Abstract:
Natamycin is a polyene macrolide, widely employed to treat fungal keratitis and other yeast infections as well as to protect food products against fungal molds. In contrast to other polyene macrolides, such as nystatin or amphotericin B, natamycin does not form pores in yeast membranes, and its mode of action is not well understood. Here, we have employed a variety of spectroscopic methods, computational modeling, and membrane reconstitution to study the molecular interactions of natamycin underlying its antifungal activity. We find that natamycin forms aggregates in an aqueous solution with strongly altered optical properties compared to monomeric natamycin. Interaction of natamycin with model membranes results in a concentration-dependent fluorescence increase which is more pronounced for ergosterol- compared to cholesterol-containing membranes up to 20 mol% sterol. Evidence for formation of specific ergosterol-natamycin complexes in the bilayer is provided. Using nuclear magnetic resonance (NMR) and electron spin resonance (ESR) spectroscopy, we find that natamycin sequesters sterols, thereby interfering with their well-known ability to order acyl chains in lipid bilayers. This effect is more pronounced for membranes containing the sterol of fungi, ergosterol, compared to those containing mammalian cholesterol. Natamycin interferes with ergosterol-dependent transport of lysine by the yeast transporter Lyp1, which we propose to be due to the sequestering of ergosterol, a mechanism that also affects other plasma membrane proteins. Our results provide a mechanistic explanation for the selective antifungal activity of natamycin, which can set the stage for rational design of novel polyenes in the future.
摘要:
纳他霉素是一种多烯大环内酯,广泛用于治疗真菌性角膜炎和其他酵母菌感染,以及保护食品免受真菌霉菌。与其他多烯大环内酯相比,如制霉菌素或两性霉素B,纳他霉素不会在酵母膜中形成孔,它的作用方式还没有得到很好的理解。这里,我们采用了多种光谱方法,计算建模,和膜重建以研究纳他霉素抗真菌活性的分子相互作用。我们发现游霉素在水溶液中形成聚集体,与单体游霉素相比,其光学特性发生了强烈变化。
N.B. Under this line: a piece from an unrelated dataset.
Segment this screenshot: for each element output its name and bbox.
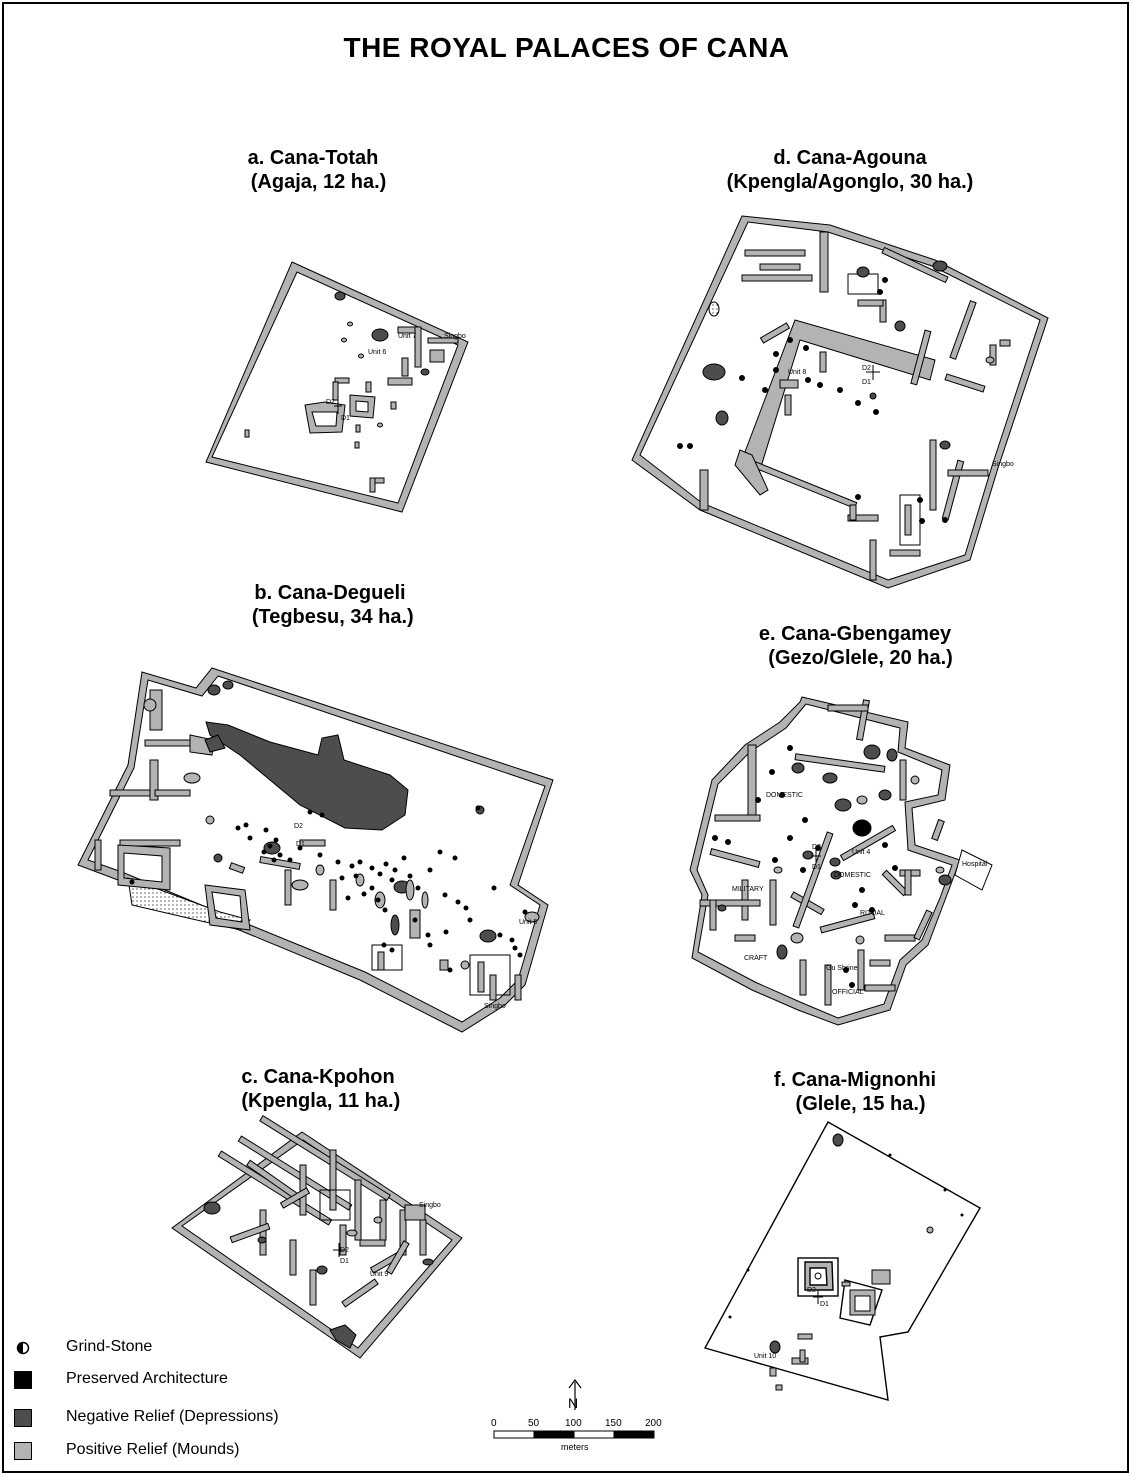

游霉素与模型膜的相互作用导致浓度依赖性荧光增加,与含胆固醇的膜高达20mol%的固醇相比,麦角甾醇的浓度依赖性荧光增加更为明显。提供了在双层中形成特定麦角甾醇-游霉素复合物的证据。使用核磁共振(NMR)和电子自旋共振(ESR)光谱,我们发现纳他霉素螯合甾醇,从而干扰它们众所周知的在脂质双层中排序酰基链的能力。这种效果对于含有真菌甾醇的膜更明显,麦角固醇,与含有哺乳动物胆固醇的动物相比。纳他霉素通过酵母转运蛋白Lyp1干扰麦角甾醇依赖性赖氨酸的转运,我们认为这是由于麦角甾醇的螯合所致,一种也影响其他质膜蛋白质的机制。我们的结果为那他霉素的选择性抗真菌活性提供了机制解释,这可以为未来新型多烯的合理设计奠定基础。